Voters in the Republic of Ireland are counting down the days before they elect their new parliament on 25 February.
On Tuesday evening, the campaign to win the hearts and minds of weary Irish voters moves up a gear when the first of three leaders TV debates takes place in Dublin.
It is shaping up to be an unusual event with the most popular party in the opinion polls declining an invitation to participate.
The main opposition party Fine Gael has decided to opt out of tonight's media opportunity for what it claims are "unacceptable comments" made by journalist, Vincent Browne, who works for the station.
When the invitations were recently issued by TV3 to the ruling Fianna Fail and Labour parties, their respective leaders Micheal Martin and Eamon Gilmore accepted the opportunity and will go head to head later.
However the Fine Gael leader Enda Kenny gave an emphatic "no" - much to the dismay of everybody who understands the impact that television can make on an undecided electorate.
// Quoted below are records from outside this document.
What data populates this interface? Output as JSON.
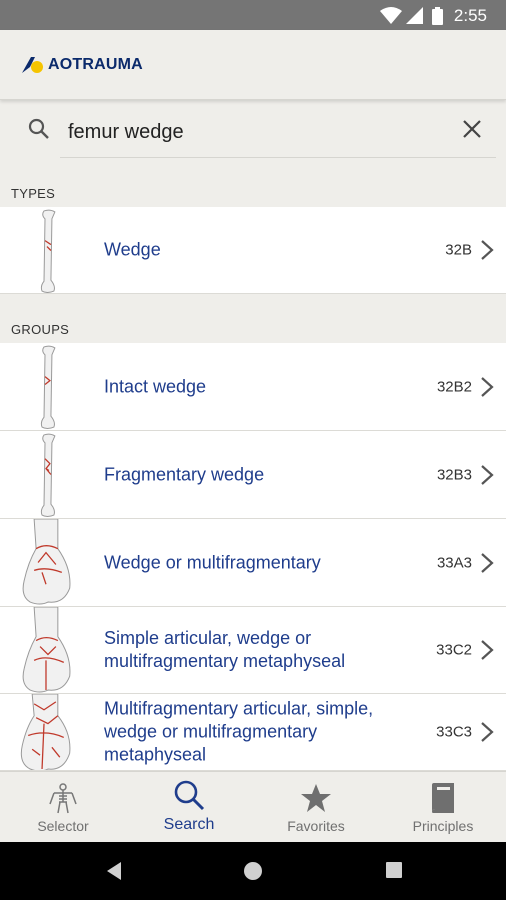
{
  "status": {
    "time": "2:55"
  },
  "app": {
    "logo_text": "AOTRAUMA"
  },
  "search": {
    "query": "femur wedge"
  },
  "sections": {
    "types": "TYPES",
    "groups": "GROUPS"
  },
  "types": [
    {
      "label": "Wedge",
      "code": "32B"
    }
  ],
  "groups": [
    {
      "label": "Intact wedge",
      "code": "32B2"
    },
    {
      "label": "Fragmentary wedge",
      "code": "32B3"
    },
    {
      "label": "Wedge or multifragmentary",
      "code": "33A3"
    },
    {
      "label": "Simple articular, wedge or multifragmentary metaphyseal",
      "code": "33C2"
    },
    {
      "label": "Multifragmentary articular, simple, wedge or multifragmentary metaphyseal",
      "code": "33C3"
    }
  ],
  "nav": {
    "selector": "Selector",
    "search": "Search",
    "favorites": "Favorites",
    "principles": "Principles"
  },
  "colors": {
    "accent": "#1f3d8c",
    "fracture": "#c0392b",
    "logo_yellow": "#f5c400"
  }
}
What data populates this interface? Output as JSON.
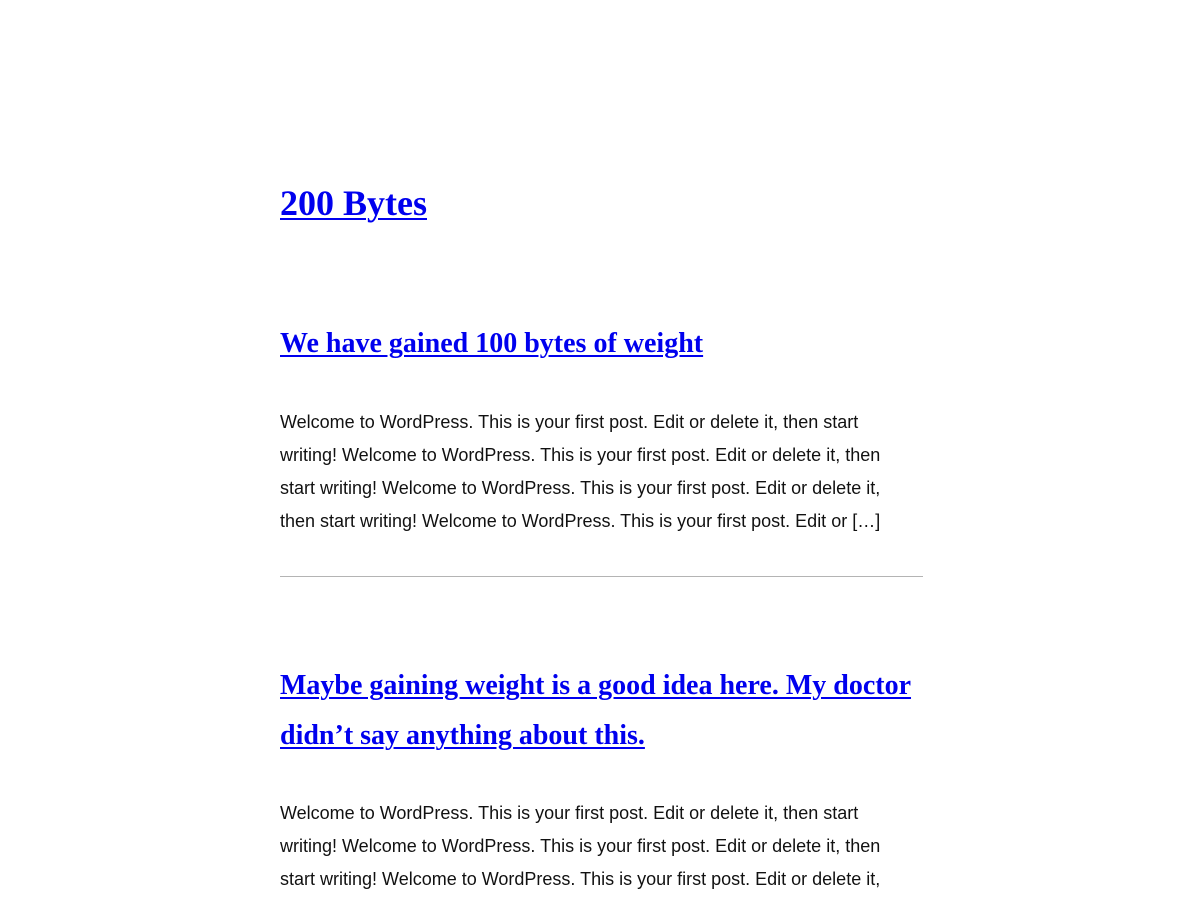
{
  "site": {
    "title": "200 Bytes"
  },
  "posts": [
    {
      "title": "We have gained 100 bytes of weight",
      "excerpt_lines": [
        "Welcome to WordPress. This is your first post. Edit or delete it, then start",
        "writing! Welcome to WordPress. This is your first post. Edit or delete it, then",
        "start writing! Welcome to WordPress. This is your first post. Edit or delete it,",
        "then start writing! Welcome to WordPress. This is your first post. Edit or […]"
      ]
    },
    {
      "title_lines": [
        "Maybe gaining weight is a good idea here. My doctor",
        "didn’t say anything about this."
      ],
      "excerpt_lines": [
        "Welcome to WordPress. This is your first post. Edit or delete it, then start",
        "writing! Welcome to WordPress. This is your first post. Edit or delete it, then",
        "start writing! Welcome to WordPress. This is your first post. Edit or delete it,"
      ]
    }
  ],
  "colors": {
    "link": "#0000ee",
    "text": "#111111",
    "separator": "#b4b4b4",
    "background": "#ffffff"
  }
}
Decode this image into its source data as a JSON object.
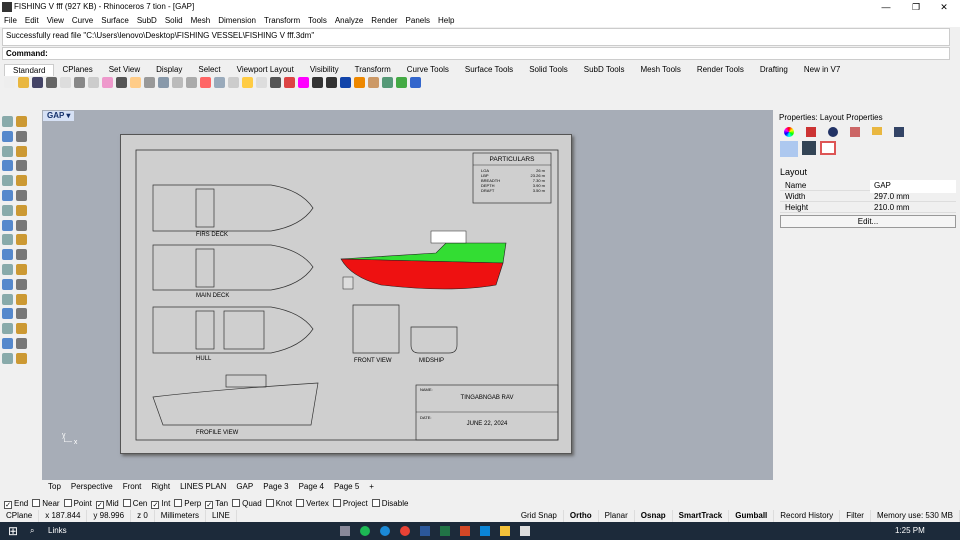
{
  "window": {
    "title": "FISHING V fff (927 KB) - Rhinoceros 7 tion - [GAP]",
    "min": "—",
    "max": "❐",
    "close": "✕"
  },
  "menu": [
    "File",
    "Edit",
    "View",
    "Curve",
    "Surface",
    "SubD",
    "Solid",
    "Mesh",
    "Dimension",
    "Transform",
    "Tools",
    "Analyze",
    "Render",
    "Panels",
    "Help"
  ],
  "history": "Successfully read file \"C:\\Users\\lenovo\\Desktop\\FISHING VESSEL\\FISHING V fff.3dm\"",
  "command_label": "Command:",
  "tabs": [
    "Standard",
    "CPlanes",
    "Set View",
    "Display",
    "Select",
    "Viewport Layout",
    "Visibility",
    "Transform",
    "Curve Tools",
    "Surface Tools",
    "Solid Tools",
    "SubD Tools",
    "Mesh Tools",
    "Render Tools",
    "Drafting",
    "New in V7"
  ],
  "viewport": {
    "name": "GAP",
    "drawing": {
      "particulars_title": "PARTICULARS",
      "particulars": [
        [
          "LOA",
          "26 m"
        ],
        [
          "LBP",
          "23.26 m"
        ],
        [
          "BREADTH",
          "7.30 m"
        ],
        [
          "DEPTH",
          "3.90 m"
        ],
        [
          "DRAFT",
          "3.50 m"
        ]
      ],
      "labels": {
        "first_deck": "FIRS DECK",
        "main_deck": "MAIN DECK",
        "hull": "HULL",
        "profile": "FROFILE VIEW",
        "front": "FRONT VIEW",
        "midship": "MIDSHIP"
      },
      "name_label": "NAME:",
      "name_value": "TINGABNGAB RAV",
      "date_label": "DATE:",
      "date_value": "JUNE 22, 2024"
    },
    "colors": {
      "hull_top": "#33dd33",
      "hull_bottom": "#ee1111"
    }
  },
  "view_tabs": [
    "Top",
    "Perspective",
    "Front",
    "Right",
    "LINES PLAN",
    "GAP",
    "Page 3",
    "Page 4",
    "Page 5",
    "+"
  ],
  "properties": {
    "title": "Properties: Layout Properties",
    "section": "Layout",
    "rows": [
      [
        "Name",
        "GAP"
      ],
      [
        "Width",
        "297.0 mm"
      ],
      [
        "Height",
        "210.0 mm"
      ]
    ],
    "edit": "Edit..."
  },
  "osnap": [
    [
      "End",
      true
    ],
    [
      "Near",
      false
    ],
    [
      "Point",
      false
    ],
    [
      "Mid",
      true
    ],
    [
      "Cen",
      false
    ],
    [
      "Int",
      true
    ],
    [
      "Perp",
      false
    ],
    [
      "Tan",
      true
    ],
    [
      "Quad",
      false
    ],
    [
      "Knot",
      false
    ],
    [
      "Vertex",
      false
    ],
    [
      "Project",
      false
    ],
    [
      "Disable",
      false
    ]
  ],
  "status": [
    "CPlane",
    "x 187.844",
    "y 98.996",
    "z 0",
    "Millimeters",
    "LINE",
    "Grid Snap",
    "Ortho",
    "Planar",
    "Osnap",
    "SmartTrack",
    "Gumball",
    "Record History",
    "Filter",
    "Memory use: 530 MB"
  ],
  "taskbar": {
    "search": "Links",
    "time": "1:25 PM"
  }
}
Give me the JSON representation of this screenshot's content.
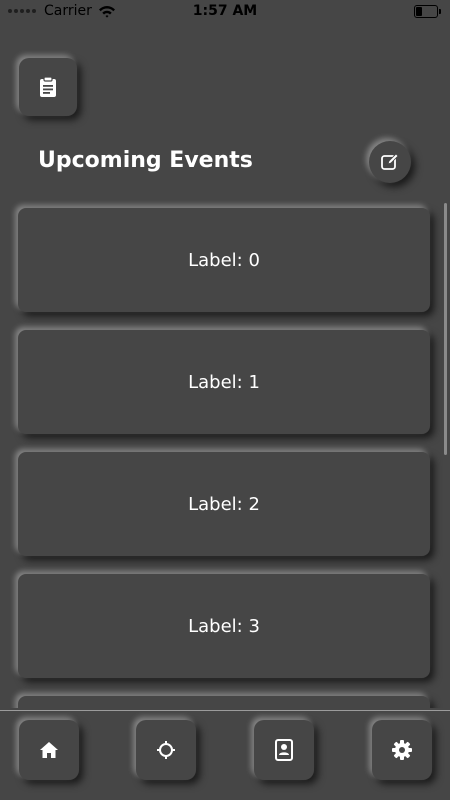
{
  "status_bar": {
    "carrier": "Carrier",
    "time": "1:57 AM"
  },
  "header": {
    "title": "Upcoming Events",
    "top_left_icon": "clipboard-icon",
    "edit_icon": "edit-icon"
  },
  "events": [
    {
      "label": "Label: 0"
    },
    {
      "label": "Label: 1"
    },
    {
      "label": "Label: 2"
    },
    {
      "label": "Label: 3"
    },
    {
      "label": ""
    }
  ],
  "tab_bar": {
    "items": [
      {
        "icon": "home-icon"
      },
      {
        "icon": "crosshair-icon"
      },
      {
        "icon": "contact-card-icon"
      },
      {
        "icon": "gear-icon"
      }
    ]
  },
  "colors": {
    "background": "#464646",
    "text": "#ffffff"
  }
}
From a strategic point of view, Fine Gael finds itself in the unusually comfortable position that it can actually do without TV debates in this election.
At present it is fluctuating around the 34% mark and is thought likely to be the biggest political party in the next parliament.
In real terms, all Fine Gael has to do between now and election day is avoid potential "landmines" or embarrassing Gordon Brown-Gillian Duffy style moments.
A three-way debate on RTE will see the Fine Gael leader step up to the rostrum in two weeks time but in the meantime, an empty chair on TV3 will represent his absence.
Will the debate make any real difference in a country where a significant number of voters have already made up their mind?
Whatever happens, the TV3 combat will probably have faded deep into the minds of irate and angry voters by the time polling day rolls around.